De la personne gérante
En second lieu, la personne gérante porte une double responsabilité qui désigne en même temps sa fidélité ou sa loyauté. Cette double responsabilité consiste respectivement dans sa réponse à l’appel du patron qui lui confie ses biens et dans une certaine obligation à fructifier ces biens, une manière courtoise de répondre au défi lancé. Les deux premiers serviteurs dans l’Évangile de ce dimanche remplissent cette double responsabilité en fructifiant au double l’offre. Il en est de même pour la femme dont parle le livre des Proverbes : elle sait choisir la laine et le lin, et ses mains travaillent volontiers.
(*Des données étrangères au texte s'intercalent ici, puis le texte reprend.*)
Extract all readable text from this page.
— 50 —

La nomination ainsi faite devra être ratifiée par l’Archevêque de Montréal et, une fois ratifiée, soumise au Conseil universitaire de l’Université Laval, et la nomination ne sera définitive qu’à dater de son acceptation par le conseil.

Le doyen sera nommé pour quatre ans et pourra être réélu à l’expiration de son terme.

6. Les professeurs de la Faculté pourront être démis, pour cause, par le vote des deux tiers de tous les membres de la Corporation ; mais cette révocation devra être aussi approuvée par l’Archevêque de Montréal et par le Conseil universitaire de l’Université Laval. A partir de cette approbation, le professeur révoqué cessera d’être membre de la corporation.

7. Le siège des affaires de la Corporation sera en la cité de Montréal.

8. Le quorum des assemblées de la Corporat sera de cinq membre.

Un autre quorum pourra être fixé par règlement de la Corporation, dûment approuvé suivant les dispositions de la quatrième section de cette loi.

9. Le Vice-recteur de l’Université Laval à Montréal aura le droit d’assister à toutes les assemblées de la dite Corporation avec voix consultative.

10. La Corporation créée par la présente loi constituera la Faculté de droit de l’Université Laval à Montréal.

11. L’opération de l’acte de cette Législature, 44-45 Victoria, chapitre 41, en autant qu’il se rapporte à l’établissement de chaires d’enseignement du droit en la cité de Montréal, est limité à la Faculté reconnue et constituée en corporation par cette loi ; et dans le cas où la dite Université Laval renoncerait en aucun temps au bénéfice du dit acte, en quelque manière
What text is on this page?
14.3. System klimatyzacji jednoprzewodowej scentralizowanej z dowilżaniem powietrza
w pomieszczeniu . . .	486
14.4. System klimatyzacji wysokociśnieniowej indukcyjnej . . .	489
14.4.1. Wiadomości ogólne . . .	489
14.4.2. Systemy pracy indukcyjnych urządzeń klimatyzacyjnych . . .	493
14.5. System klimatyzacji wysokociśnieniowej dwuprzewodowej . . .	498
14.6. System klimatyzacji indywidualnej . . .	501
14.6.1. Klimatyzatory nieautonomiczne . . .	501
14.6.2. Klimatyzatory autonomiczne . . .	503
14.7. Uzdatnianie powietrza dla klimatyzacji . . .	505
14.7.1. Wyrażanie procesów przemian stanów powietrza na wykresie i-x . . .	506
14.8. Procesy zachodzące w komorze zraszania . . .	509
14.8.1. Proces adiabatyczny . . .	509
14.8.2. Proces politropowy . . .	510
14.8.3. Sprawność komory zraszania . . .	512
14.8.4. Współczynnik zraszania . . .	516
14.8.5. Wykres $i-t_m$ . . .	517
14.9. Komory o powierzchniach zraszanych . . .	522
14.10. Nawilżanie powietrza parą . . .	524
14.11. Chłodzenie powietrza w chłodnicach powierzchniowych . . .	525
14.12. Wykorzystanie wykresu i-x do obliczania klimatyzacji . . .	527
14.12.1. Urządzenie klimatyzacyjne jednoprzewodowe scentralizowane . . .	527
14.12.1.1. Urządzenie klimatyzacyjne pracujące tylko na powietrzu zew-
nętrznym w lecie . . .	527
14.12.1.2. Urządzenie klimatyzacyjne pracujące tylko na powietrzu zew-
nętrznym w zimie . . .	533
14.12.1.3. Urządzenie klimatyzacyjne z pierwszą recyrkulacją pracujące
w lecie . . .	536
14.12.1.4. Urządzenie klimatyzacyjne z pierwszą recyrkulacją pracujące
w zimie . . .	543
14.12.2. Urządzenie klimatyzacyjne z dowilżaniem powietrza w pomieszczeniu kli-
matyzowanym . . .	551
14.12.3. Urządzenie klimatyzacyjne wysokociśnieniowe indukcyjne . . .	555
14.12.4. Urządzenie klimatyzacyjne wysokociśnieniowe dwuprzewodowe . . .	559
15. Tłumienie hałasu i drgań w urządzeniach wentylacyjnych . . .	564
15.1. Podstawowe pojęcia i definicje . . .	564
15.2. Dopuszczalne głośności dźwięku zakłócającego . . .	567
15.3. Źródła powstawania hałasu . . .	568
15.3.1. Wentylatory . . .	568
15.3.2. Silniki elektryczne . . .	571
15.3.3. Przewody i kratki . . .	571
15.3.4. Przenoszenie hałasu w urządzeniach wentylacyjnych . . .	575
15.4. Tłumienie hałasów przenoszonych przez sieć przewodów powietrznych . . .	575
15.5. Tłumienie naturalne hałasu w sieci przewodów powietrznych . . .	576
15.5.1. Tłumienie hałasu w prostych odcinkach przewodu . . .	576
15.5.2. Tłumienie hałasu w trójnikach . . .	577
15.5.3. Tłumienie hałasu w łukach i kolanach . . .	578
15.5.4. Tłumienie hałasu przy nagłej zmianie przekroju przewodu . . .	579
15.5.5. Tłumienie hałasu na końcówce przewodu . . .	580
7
De ce fait, ces personnes ont répondu à la vie et ont droit aux éloges. Quant au troisième ouvrier, il demeure dans une certaine tranquillité passive. Dans sa Première lettre aux Thessaloniciens, saint Paul fait l’éloge de la sobriété, mais il l’associe à la vigilance. Ainsi, l’inaction du troisième ouvrier le rend irresponsable et sans foi. En fait, la foi ou la fidélité est toujours agissante. Nos milieux enregistrent parfois des cas extrêmes où les employés dilapident les biens qui leur sont confiés. Le cas d’une infirmière de Joliette à qui a été associé le décès d’une patiente est devenu viral. Le gouvernement a été obligé de lui retirer le droit d’exercer sa profession. Le contexte actuel de la pandémie a, certainement, mis à l’épreuve notre foi, notamment dans sa dimension de la participation active à nos célébrations eucharistiques où il nous est interdit de chanter. Toutefois, nous nous rendons disponibles pour agir de diverses autres manières: communication avec nos proches, participation aux rencontres par internet, dons, etc. Par ces manières, nous montrons que nous sommes au service de Dieu et que tel est le sens de notre vie.
En fin de compte, la vie de serviteur peut sembler anodine aux yeux du monde, mais pour Jésus et ses disciples, elle est porteuse d’existence et de joie. Acceptée librement, elle implique loyauté ou fidélité et responsabilité envers les personnes (soi et les autres), les choses (nature, temps, espace) et les activités événementielles des personnes et des choses ainsi que le Tout (Dieu). Elle vient briser l’engrenage de l’envie, l’arrogance, la violence voire l’homicide liés aux tendances compétitives et individualistes du monde. Au lieu de favoriser une sorte de domination seigneuriale, elle porte chaque personne à se recevoir de l’autre – ultimement de Dieu – et à s’en donner à elle ou à lui, à lui accorder une primauté, à désirer à sa venue pour une circularité de la vie.